Il avait déjà conduit plusieurs enquêtes sur des dossiers brûlants, tels que le dopage dans le foot ou l’accident mortel dans lequel sept ouvriers de l’aciérie Thyssen Krupp à Turin périrent brûlés vifs.
Il a accepté de tirer les leçons du procès de Turin en répondant aux questions d’Alain Bobbio pour le Bulletin de l’Andeva. Nous l’en remercions

« Les véritables détenteurs du pouvoir de décision étaient les administrateurs du groupe Éternit  : un Belge et un Suisse »

A.B. : Le verdict du procès de Turin a été vécu dans tous les pays comme un événement historique.

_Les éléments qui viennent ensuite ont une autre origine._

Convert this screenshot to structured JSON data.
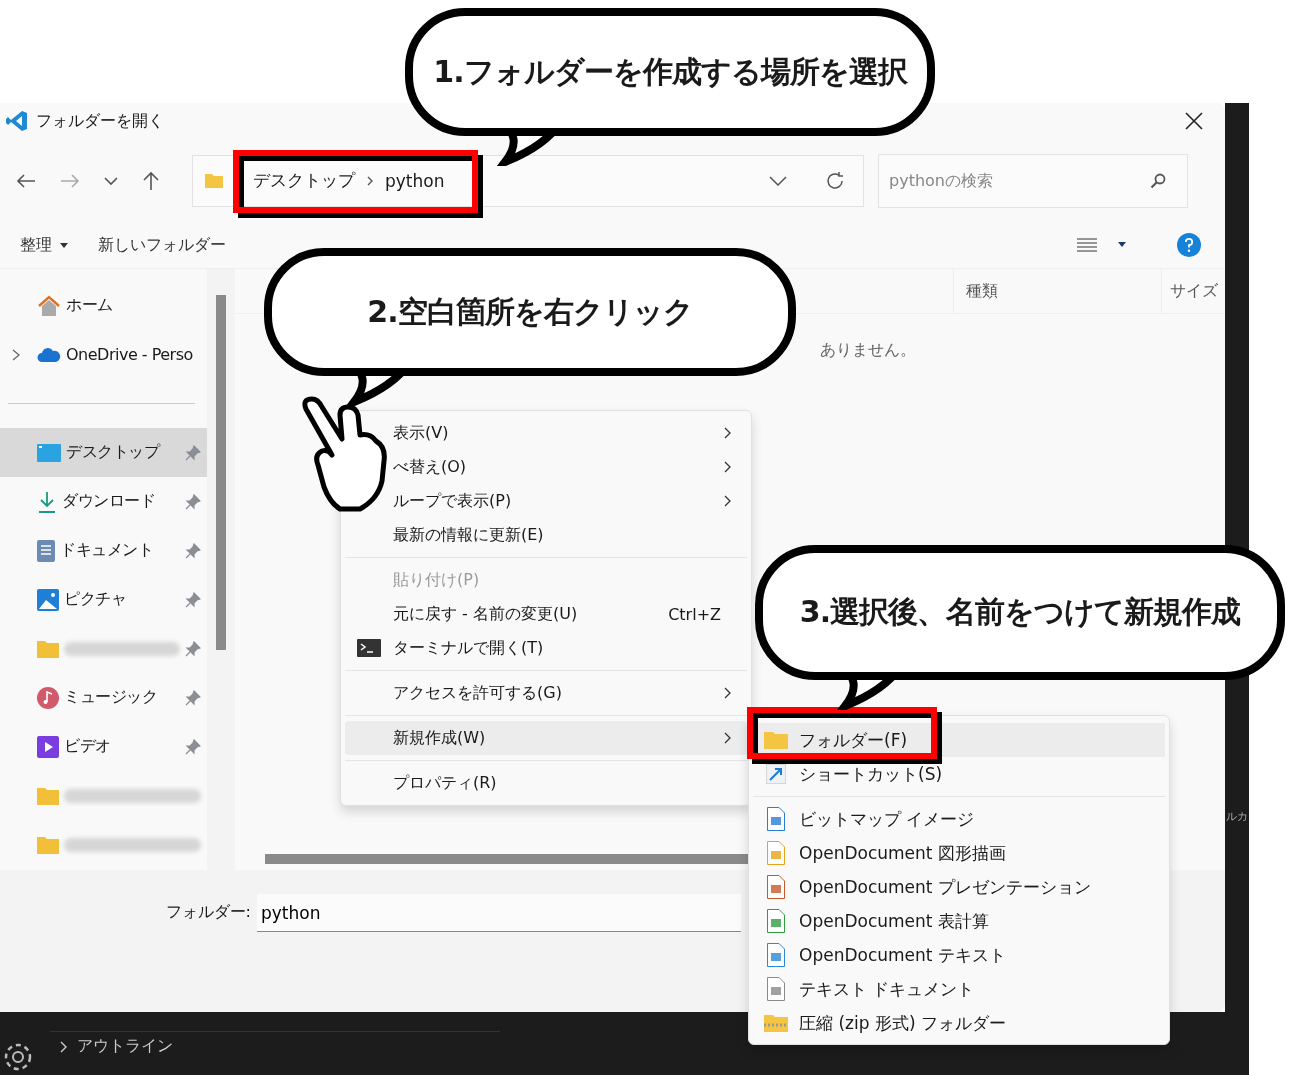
{
  "callouts": [
    {
      "text": "1.フォルダーを作成する場所を選択"
    },
    {
      "text": "2.空白箇所を右クリック"
    },
    {
      "text": "3.選択後、名前をつけて新規作成"
    }
  ],
  "window": {
    "title": "フォルダーを開く"
  },
  "address_bar": {
    "path": [
      "デスクトップ",
      "python"
    ]
  },
  "search": {
    "placeholder": "pythonの検索"
  },
  "command_bar": {
    "organize": "整理",
    "new_folder": "新しいフォルダー"
  },
  "sidebar": {
    "items": [
      {
        "kind": "home",
        "label": "ホーム",
        "pinned": false,
        "selected": false,
        "expandable": false
      },
      {
        "kind": "cloud",
        "label": "OneDrive - Perso",
        "pinned": false,
        "selected": false,
        "expandable": true
      },
      {
        "kind": "separator"
      },
      {
        "kind": "desktop",
        "label": "デスクトップ",
        "pinned": true,
        "selected": true,
        "expandable": false
      },
      {
        "kind": "download",
        "label": "ダウンロード",
        "pinned": true,
        "selected": false,
        "expandable": false
      },
      {
        "kind": "document",
        "label": "ドキュメント",
        "pinned": true,
        "selected": false,
        "expandable": false
      },
      {
        "kind": "picture",
        "label": "ピクチャ",
        "pinned": true,
        "selected": false,
        "expandable": false
      },
      {
        "kind": "folder",
        "pinned": true,
        "selected": false,
        "expandable": false
      },
      {
        "kind": "music",
        "label": "ミュージック",
        "pinned": true,
        "selected": false,
        "expandable": false
      },
      {
        "kind": "video",
        "label": "ビデオ",
        "pinned": true,
        "selected": false,
        "expandable": false
      },
      {
        "kind": "folder",
        "pinned": false,
        "selected": false,
        "expandable": false
      },
      {
        "kind": "folder",
        "pinned": false,
        "selected": false,
        "expandable": false
      }
    ]
  },
  "file_list": {
    "columns": [
      "種類",
      "サイズ"
    ],
    "empty_message": "ありません。"
  },
  "context_menu": {
    "items": [
      {
        "kind": "item",
        "label": "表示(V)",
        "submenu": true,
        "disabled": false,
        "selected": false
      },
      {
        "kind": "item",
        "label": "べ替え(O)",
        "submenu": true,
        "disabled": false,
        "selected": false
      },
      {
        "kind": "item",
        "label": "ループで表示(P)",
        "submenu": true,
        "disabled": false,
        "selected": false
      },
      {
        "kind": "item",
        "label": "最新の情報に更新(E)",
        "submenu": false,
        "disabled": false,
        "selected": false
      },
      {
        "kind": "separator"
      },
      {
        "kind": "item",
        "label": "貼り付け(P)",
        "submenu": false,
        "disabled": true,
        "selected": false
      },
      {
        "kind": "item",
        "label": "元に戻す - 名前の変更(U)",
        "shortcut": "Ctrl+Z",
        "submenu": false,
        "disabled": false,
        "selected": false
      },
      {
        "kind": "terminal",
        "label": "ターミナルで開く(T)",
        "submenu": false,
        "disabled": false,
        "selected": false
      },
      {
        "kind": "separator"
      },
      {
        "kind": "item",
        "label": "アクセスを許可する(G)",
        "submenu": true,
        "disabled": false,
        "selected": false
      },
      {
        "kind": "separator"
      },
      {
        "kind": "item",
        "label": "新規作成(W)",
        "submenu": true,
        "disabled": false,
        "selected": true
      },
      {
        "kind": "separator"
      },
      {
        "kind": "item",
        "label": "プロパティ(R)",
        "submenu": false,
        "disabled": false,
        "selected": false
      }
    ]
  },
  "new_submenu": {
    "items": [
      {
        "kind": "folder",
        "label": "フォルダー(F)",
        "selected": true
      },
      {
        "kind": "shortcut",
        "label": "ショートカット(S)",
        "selected": false
      },
      {
        "kind": "separator"
      },
      {
        "kind": "bitmap",
        "label": "ビットマップ イメージ",
        "selected": false
      },
      {
        "kind": "odg",
        "label": "OpenDocument 図形描画",
        "selected": false
      },
      {
        "kind": "odp",
        "label": "OpenDocument プレゼンテーション",
        "selected": false
      },
      {
        "kind": "ods",
        "label": "OpenDocument 表計算",
        "selected": false
      },
      {
        "kind": "odt",
        "label": "OpenDocument テキスト",
        "selected": false
      },
      {
        "kind": "txt",
        "label": "テキスト ドキュメント",
        "selected": false
      },
      {
        "kind": "zip",
        "label": "圧縮 (zip 形式) フォルダー",
        "selected": false
      }
    ]
  },
  "folder_field": {
    "label": "フォルダー:",
    "value": "python"
  },
  "background_app": {
    "fragment": "ルカ",
    "panel_items": [
      "アウトライン"
    ]
  }
}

Quels éléments vous ont conduit à rechercher les responsabilités de ce drame au plus haut niveau de la multinationale Éternit ?

Raffaele Guariniello : Nous avions déjà engagé des procédures contre les responsables locaux d’usines Éternit en Italie. Quand nous avons découvert des cas de cancers chez des ouvriers d’Éternit italiens qui avaient travaillé en Suisse, nous nous sommes intéressés aux responsables de la société suisse.

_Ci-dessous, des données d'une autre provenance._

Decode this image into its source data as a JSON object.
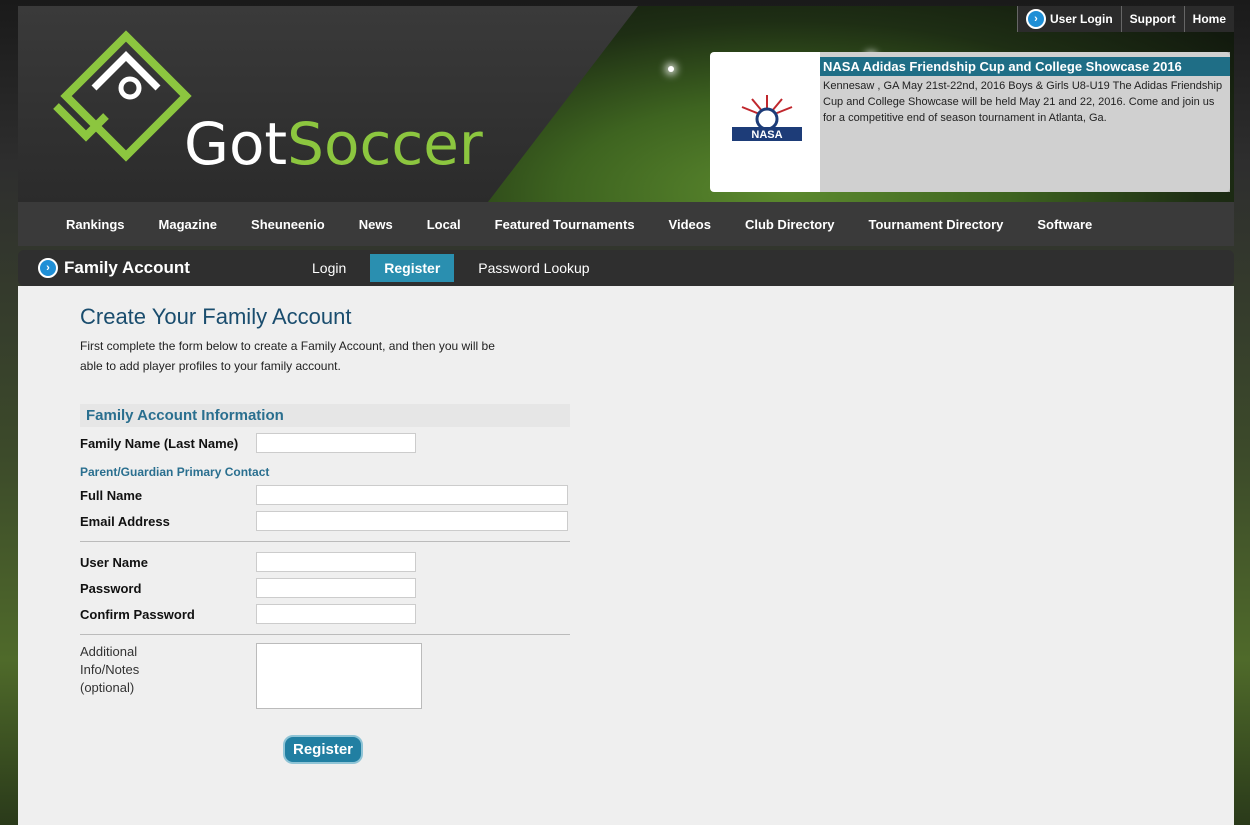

Puis, au cours de l’instruction, nous avons vu s’accumuler des documents et des témoignages qui, à notre avis, prouvaient que les véritables détenteurs du pouvoir de décision n’étaient ni les dirigeants des usines italiennes ni ceux des usines suisses, mais ceux du groupe Éternit : le Belge de Cartier de Marchienne et le Suisse Stephan Schmidheiny.
Le tribunal a confirmé cette appréciation des responsabilités.

Ces deux dirigeants ont été jugés responsables d’une catastrophe sanitaire et environnementale permanente par tromperie (« disastro doloso ambientale permanente »). Cette qualification diffère de celle « d’atteinte involontaire à l’intégrité physique » ou « d’homicide involontaire » habituellement évoquées en France dans les poursuites pénales. Est-ce une nouveauté ?

Il s’agit effectivement d’une nouveauté. Cela dit, elle ne réside pas dans l’introduction de nouveaux articles dans le Code pénal, mais plutôt dans une application de dispositions déjà existantes dont certaines remontent à 1930. En fait ce qui est nouveau c’est de les appliquer aux cancers professionnels et à la sécurité du travail.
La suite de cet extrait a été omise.